Not everyone experiences this cycle of regret, craving and using. There are addicts out there who are so helplessly lost that they don't undergo such moments of insight and the resolve to quit. They have become completely enmeshed in their lifestyles to the point that they can't envision separating from them. Other unfortunate victims of irresistible urges are totally fed up with their thwarted attempts at sanity and begin to believe they are doomed; all seems hopeless and impossible. Some addicts feel tortured every time they give in to their cravings, castigating themselves mercilessly. Others are so grateful to be out of their minds, they couldn't care less about lofty ambitions like abstinence and spiritual freedom.

Fortunately, an extraordinary thing happened in the first half of the twentieth century: a blessed group of drunkards came up with the ideas that are the foundation of Alcoholics Anonymous, affectionately referred to as AA. In the years to follow, many other kinds of Twelve-Step anonymous programs came into being. They address a broad spectrum of addictions ranging from gambling to sex.

The heart and soul of the program are the Twelve Steps, which basically carry the addict from an admission of powerlessness all the way to a spiritual awakening. The program has proven to be the most successful way to achieve recovery and well-being. 
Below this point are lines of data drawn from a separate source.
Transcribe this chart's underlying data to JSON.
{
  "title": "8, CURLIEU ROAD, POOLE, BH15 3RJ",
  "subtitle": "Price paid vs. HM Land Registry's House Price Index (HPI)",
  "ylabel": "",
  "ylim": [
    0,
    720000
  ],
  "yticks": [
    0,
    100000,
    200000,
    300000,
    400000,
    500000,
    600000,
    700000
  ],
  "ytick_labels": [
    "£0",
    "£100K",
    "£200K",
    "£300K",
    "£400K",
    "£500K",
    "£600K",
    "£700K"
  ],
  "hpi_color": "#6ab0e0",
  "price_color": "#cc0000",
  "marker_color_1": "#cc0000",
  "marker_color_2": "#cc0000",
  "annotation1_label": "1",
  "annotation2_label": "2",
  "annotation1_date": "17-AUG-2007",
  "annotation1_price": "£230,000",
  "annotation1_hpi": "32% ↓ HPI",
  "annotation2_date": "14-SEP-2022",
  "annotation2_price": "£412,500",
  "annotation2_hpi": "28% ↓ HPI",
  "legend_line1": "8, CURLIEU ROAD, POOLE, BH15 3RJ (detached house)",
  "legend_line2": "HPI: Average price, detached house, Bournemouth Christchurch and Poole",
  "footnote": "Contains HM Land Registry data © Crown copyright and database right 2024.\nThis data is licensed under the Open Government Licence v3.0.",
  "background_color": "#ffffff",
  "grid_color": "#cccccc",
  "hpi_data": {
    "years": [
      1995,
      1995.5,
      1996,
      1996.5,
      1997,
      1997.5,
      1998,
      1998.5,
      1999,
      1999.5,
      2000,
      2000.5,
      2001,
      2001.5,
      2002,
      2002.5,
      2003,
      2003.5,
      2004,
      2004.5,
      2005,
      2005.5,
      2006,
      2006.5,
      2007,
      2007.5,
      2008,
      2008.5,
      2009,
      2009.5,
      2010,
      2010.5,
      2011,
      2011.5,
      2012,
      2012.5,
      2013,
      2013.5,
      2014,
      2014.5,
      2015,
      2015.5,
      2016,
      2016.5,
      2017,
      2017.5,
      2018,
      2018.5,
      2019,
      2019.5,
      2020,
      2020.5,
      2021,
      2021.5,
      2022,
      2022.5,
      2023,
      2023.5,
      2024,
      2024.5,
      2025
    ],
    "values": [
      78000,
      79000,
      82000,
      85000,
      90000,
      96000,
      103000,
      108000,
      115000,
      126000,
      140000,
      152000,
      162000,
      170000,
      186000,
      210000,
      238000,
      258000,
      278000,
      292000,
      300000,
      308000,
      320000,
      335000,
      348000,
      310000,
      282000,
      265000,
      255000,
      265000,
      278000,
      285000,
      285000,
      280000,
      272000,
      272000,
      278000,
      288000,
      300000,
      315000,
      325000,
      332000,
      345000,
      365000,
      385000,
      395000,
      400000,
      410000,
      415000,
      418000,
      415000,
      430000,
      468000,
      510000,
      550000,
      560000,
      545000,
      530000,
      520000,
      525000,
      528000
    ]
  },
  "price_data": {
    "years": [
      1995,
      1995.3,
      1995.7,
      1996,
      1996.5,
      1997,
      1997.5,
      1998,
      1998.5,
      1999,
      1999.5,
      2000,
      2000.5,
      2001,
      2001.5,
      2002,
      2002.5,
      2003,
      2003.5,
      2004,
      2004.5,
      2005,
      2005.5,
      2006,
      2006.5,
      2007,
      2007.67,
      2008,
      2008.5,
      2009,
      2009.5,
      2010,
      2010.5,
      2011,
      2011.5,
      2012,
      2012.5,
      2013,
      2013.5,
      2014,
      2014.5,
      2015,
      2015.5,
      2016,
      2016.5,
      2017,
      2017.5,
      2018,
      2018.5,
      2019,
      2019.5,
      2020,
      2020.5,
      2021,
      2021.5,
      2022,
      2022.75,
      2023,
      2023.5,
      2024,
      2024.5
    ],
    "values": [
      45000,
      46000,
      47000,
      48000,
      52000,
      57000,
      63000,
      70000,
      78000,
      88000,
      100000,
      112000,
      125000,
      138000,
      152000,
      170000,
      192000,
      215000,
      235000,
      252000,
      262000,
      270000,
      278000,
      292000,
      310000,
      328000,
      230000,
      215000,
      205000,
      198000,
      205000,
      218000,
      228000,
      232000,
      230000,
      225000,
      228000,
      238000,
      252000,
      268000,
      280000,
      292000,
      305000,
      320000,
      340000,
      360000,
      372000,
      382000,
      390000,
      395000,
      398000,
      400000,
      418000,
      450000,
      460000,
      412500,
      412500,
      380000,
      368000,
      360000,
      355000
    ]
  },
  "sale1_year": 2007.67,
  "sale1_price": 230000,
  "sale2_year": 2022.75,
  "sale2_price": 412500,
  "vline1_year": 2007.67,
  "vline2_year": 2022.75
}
I once heard it said by the wise and funny Overeaters Anonymous guru, Judi Hollis: "We ruined it for you. You are never again going to be able to binge without regret." I too believe that once an addict has been exposed to the thinking of the Twelve Steps, it will be very hard for him or her to get away with little murders in the form of binging, gambling, or whoring without suffering  enormous pangs of guilt.

Perhaps it is only the relapsed addict, who has already tasted recovery, who is capable of realizing how dangerous the pursuit of a pick-me-up is.

* * *

This is a book about mishaps and failures, a book about ridiculous attachments and mind-boggling compulsions. There is no lack of tragedy, pathos and remorse; yet there will be a hint of the comic as we travel together through the lives of people who have run counter to their true essences and behaved like genuine jackasses.

The tales in this book speak for themselves. I honor their uniqueness and have therefore taken great pains to keep the details as accurate as possible while allowing myself the liberty of changing the geographies, names and some pertinent facts to safeguard the privacy of the narrators. In order to preserve the psychological integrity of this book, I give you real stories and not a dolled-up Hollywood rendition.

In that same spirit, I must say this: There is no perfect solution to the problem of addiction. The rehab where I work is not a typical recovery center and its success rate far exceeds other facilities around the world. In spite of this, I do not know the number of patients who were in treatment at our center and left, only to tumble back down into the grips of addiction. Recovery is hard to come by.

I am not the hero of this book. I will not extol my virtues as a psychologist who specializes in addictions and compulsions. This is not a book about how I turned lives around. There are many addicts I did not accompany to sanity.

The hero in each of these tales is neither the rehab counselor nor the Twelve-Step Program. The addict is the hero and the addiction is the villain; or maybe they both are the villain.

This book is about addicts who have allowed their excesses to rule them and destroy them. Some have been helped and some are still out there, floundering, only partially rehabilitated. 

Bear in mind, this does not make them weak. As you read their stories, I hope you will come to understand that any one of us can succumb to obsession. I hope that you will learn a little about how circumstances can make temptations seem irresistible. This is a reality many of us never have to face – but the truth is, no one is immune.